Is being a bitch necessarily a bad thing?

Have you ever known someone who did nothing but try to push you around? What did you do in response? Did you keep your head down and say nothing? Or did you stand up for yourself?

I am recently dealing with one such scenario. I’m living with three of my friends, one of which tends to be self-centered. She says that she cares about other people, me included, and that she’s always thinking of others. Her actions, however, prove otherwise. At first it was little things, such as play her music loudly making the entire apartment listen to opera music. Taking an hour-long shower every morning no matter what time she has class. Talking over people so everyone knows that she’s in the room and pushes the conversation over to her. After awhile it became evident that not only was she attention seeking that she didn’t care where the attention came from or who was being pushed out. Then it was the complaining. Don’t get me wrong, I know people need to rant every once in a while. If not I wouldn’t be writing this blog, but when it’s about mutual friends who you have no problem with it gets uncomfortable. Especially when it becomes an everyday occurrence. She would complain about how other roommates have their music to loud or how they would talk over people or how they were attention seekers. Are you seeing a pattern? It took me awhile but I finally saw that everything she was complaining about she was guilty of herself.

Now that wouldn’t have been too bad of a problem. Nothing that couldn’t be dealt with or even fixed with calm discussion. The problem arose when this roommate and I went to my mom’s house for the weekend for Oktoberfest. We borrowed dresses from the costume shop, got extra cash from the ATM, everything was planned out. Everything was going fine until we left my house. I had been feeling sick all weekend but that Sunday was by far the worst. My mother, being the worrier that she is went to the store to by me extra strength medicine. When my roommate woke up while my mom was gone she complained the whole time. She said she wanted to leave right away because she had homework, she didn’t like the breakfast choices, she didn’t like that I wanted to wait for my mom to get home so I had my medicine and we didn’t just disappear without saying goodbye or thanking her for letting us stay there. When my mom got back, the complaining got worse. My mom was clearly uncomfortable so I agreed that we would leave. My house is about two and a half hours away from campus so I thought we’d make good time. An hour into the trip we stopped at a larger city, Rochester, for lunch and so she could see a friend who was in the hospital. That was fine, but we didn’t leave the city until three hours later.
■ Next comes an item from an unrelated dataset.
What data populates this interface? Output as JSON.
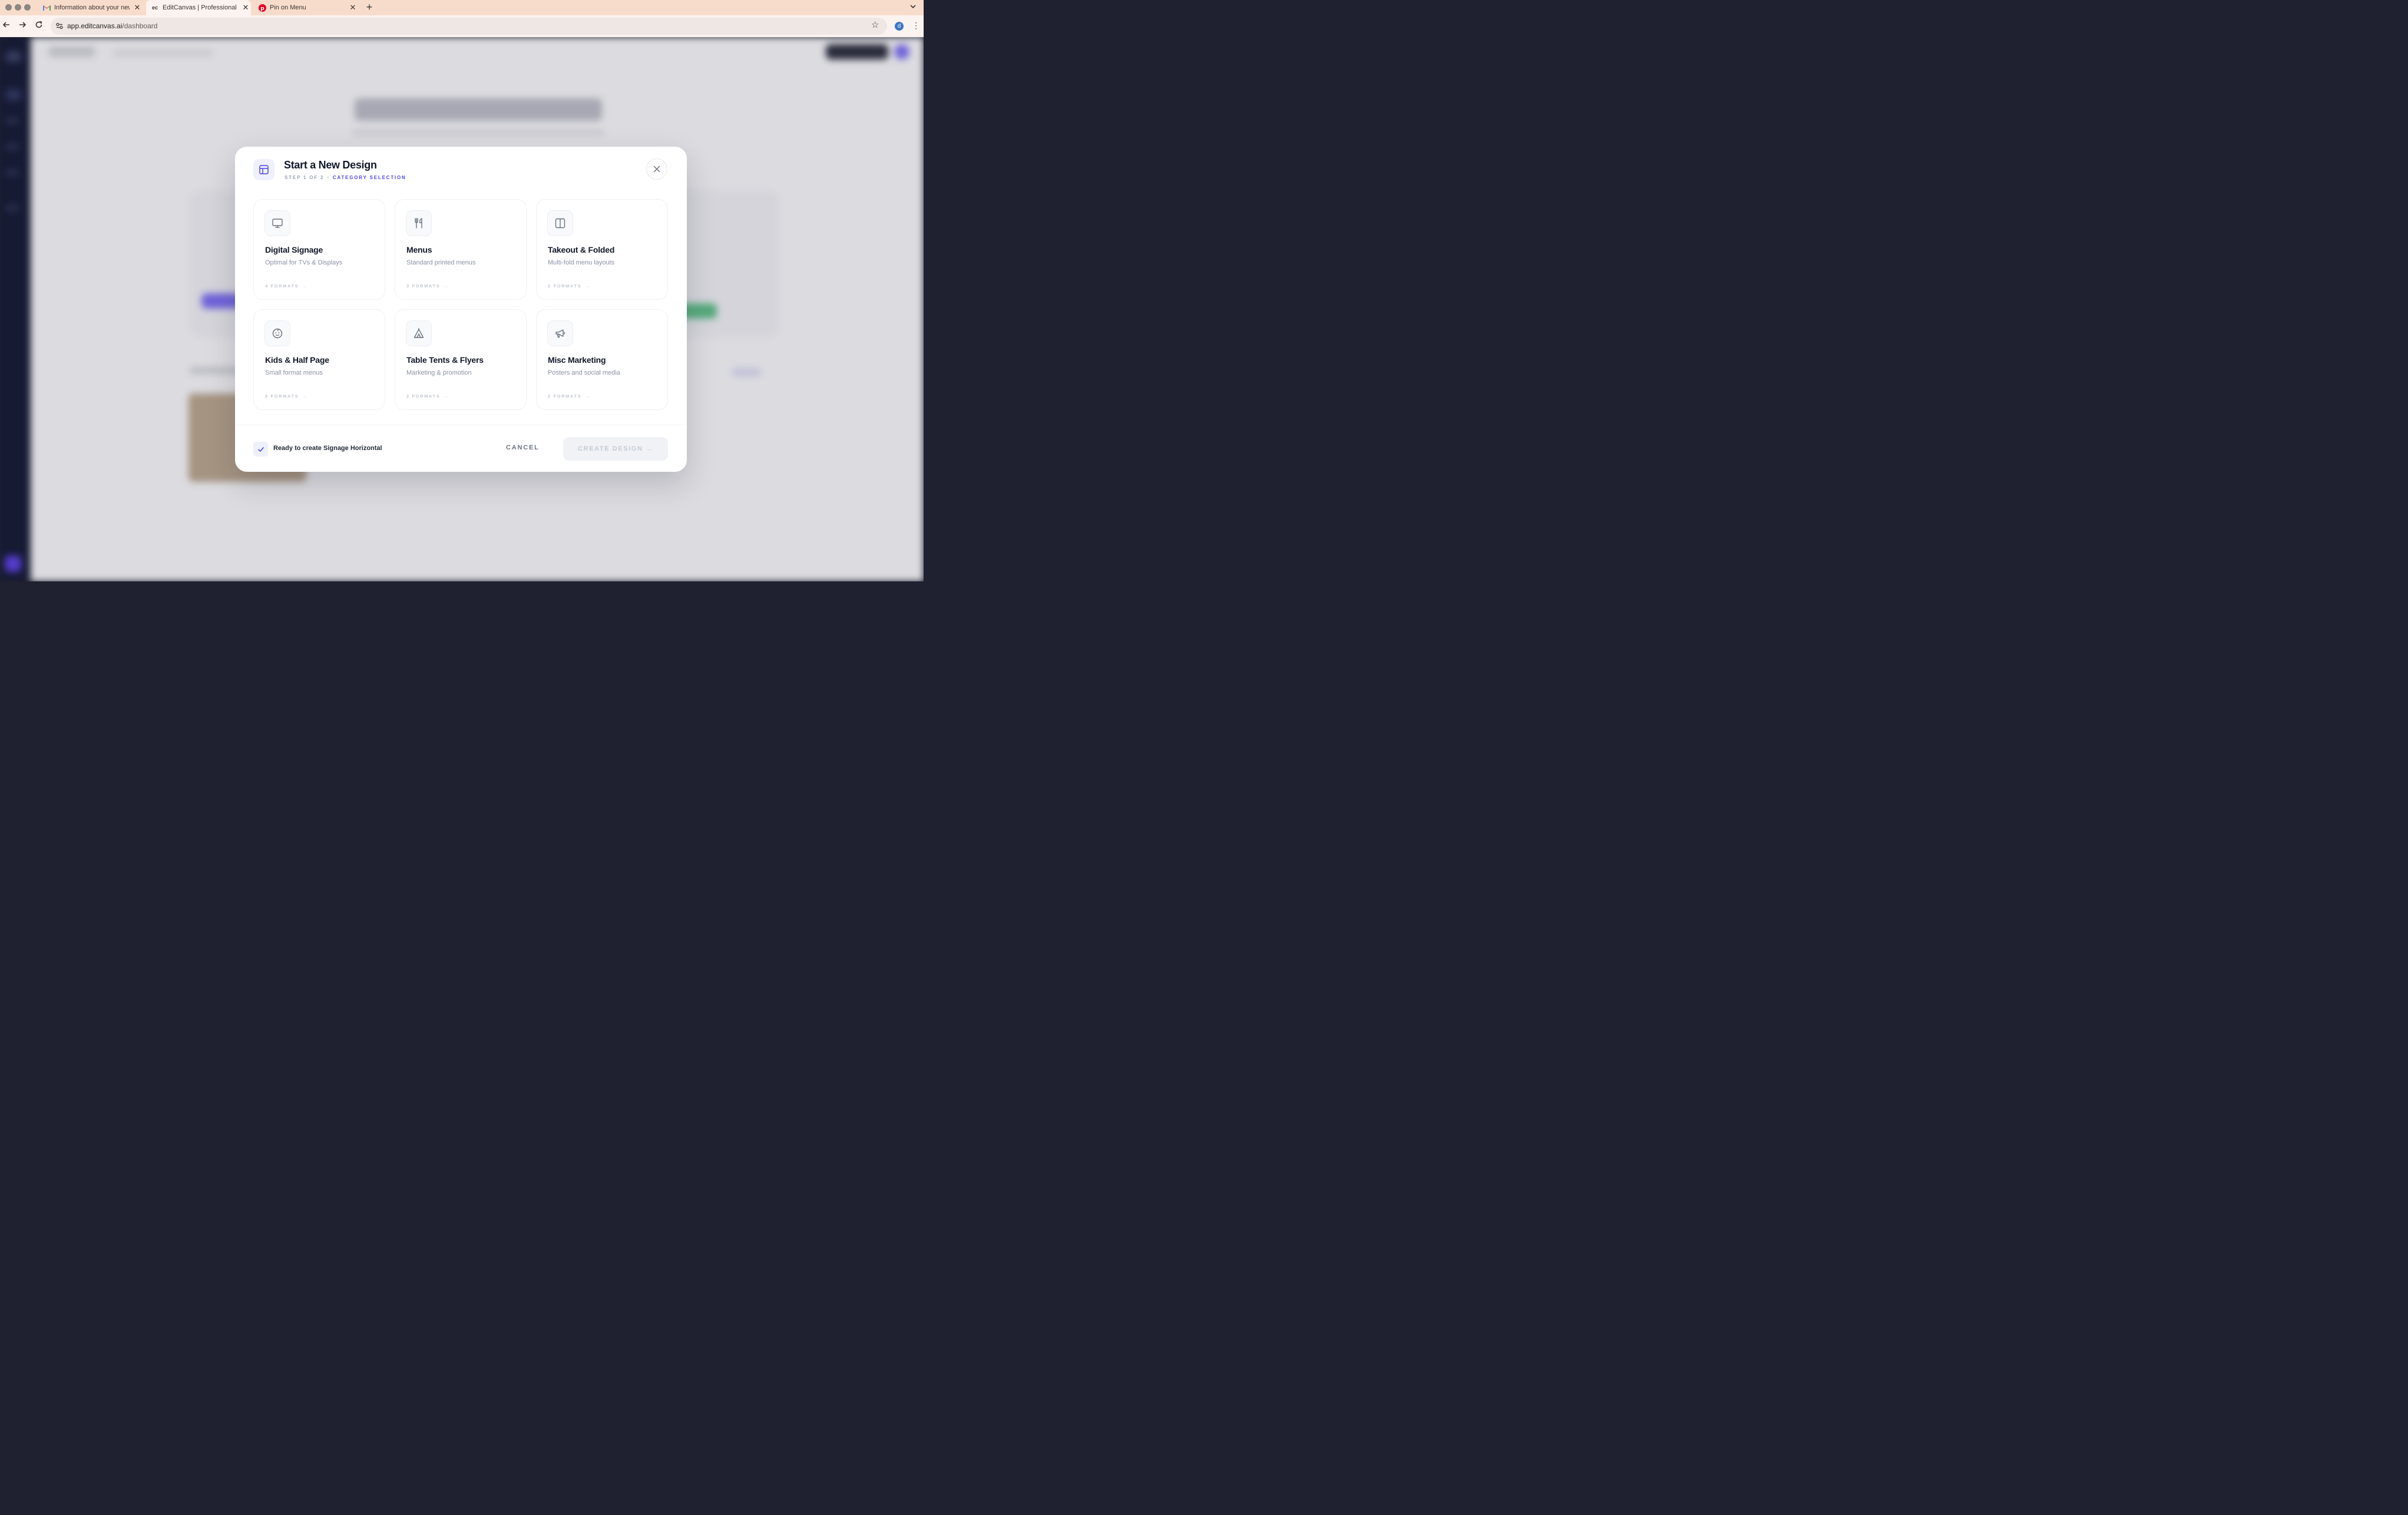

For the rest of the trip she complained how she wouldn’t get any homework done because I didn’t leave my house when she wanted to. No mention to the fact that we didn’t leave the city for three hours because she didn’t want to. I kept silent, mostly because I was feeling light-headed due to my illness and she took as my being angry at her. “Are you angry at me?” “No.” “Good, because I didn’t do anything wrong. We would have been home sooner if we left your house earlier.” I refused to rise to the bait and remained quiet.

After that everything got worse. She blamed me for practically everything she did wrong and if that was impossible it was always someone else’s fault. I decided to sit her down and talk to her. I carefully but honestly laid out my points and told her that she was being unfair not only to me but to other people. She, rather suddenly, launched into her life story about why she was the way she was. She blamed her dad, her sisters, her mom, etc. I understand living though a tough childhood (mine was no joy at times) but someone can only blame outside sources so much. I believe that there comes a time where one is able to stop letting their past define who they are today and start shaping themselves for how they want to be in the future.

After her tragic life story, and to be fair there are some honest to God horrible things she put up with, she then turned the argument on me. She told me that I was being selfish and that if I had been thinking about her and her needs everything would be fine. She then left the room as though the conversation was over. I had learnt my lesson: there is no point arguing with someone who refuses to acknowledge their own flaws.

I continued on with my life and she continued with her’s. Until that fateful night when she went to bed in our shared bedroom with the window open. That would have been okay, if it wasn’t 20 degrees Fahrenheit and only getting colder. I saw that she had her fan on so I shut the window when I went to bed thinking she would turn her fan to a higher setting or open the door if she got too hot again. Around 4:30 in the morning I woke up freezing. Turns out she didn’t care that I may have closed the window for a reason and she opened the window once again. I was too tired to deal with her complaining, because she was still awake at the time, so I grabbed my pillow and blankets and went to the living room to sleep on the couch. I may have mumbled loud enough for her to hear me about how she was a “fucking self-centered bitch”. The following day she refused to talk to me and it was clear that she was angry. Since I felt I couldn’t talk to her without her trying to make me feel as though my needs or feelings were invalid so I did something I knew would catch her attention. So I unfriended and blocked her on both Facebook and Tumblr.

Am I being a bitch? Probably but I fully realize and accept that fact. I firmly believe that anyone, especially women, should not be afraid to be “bitches”, because bitches know how they want to be treated and they demand that. They demand respect and they will not take shit from anyone.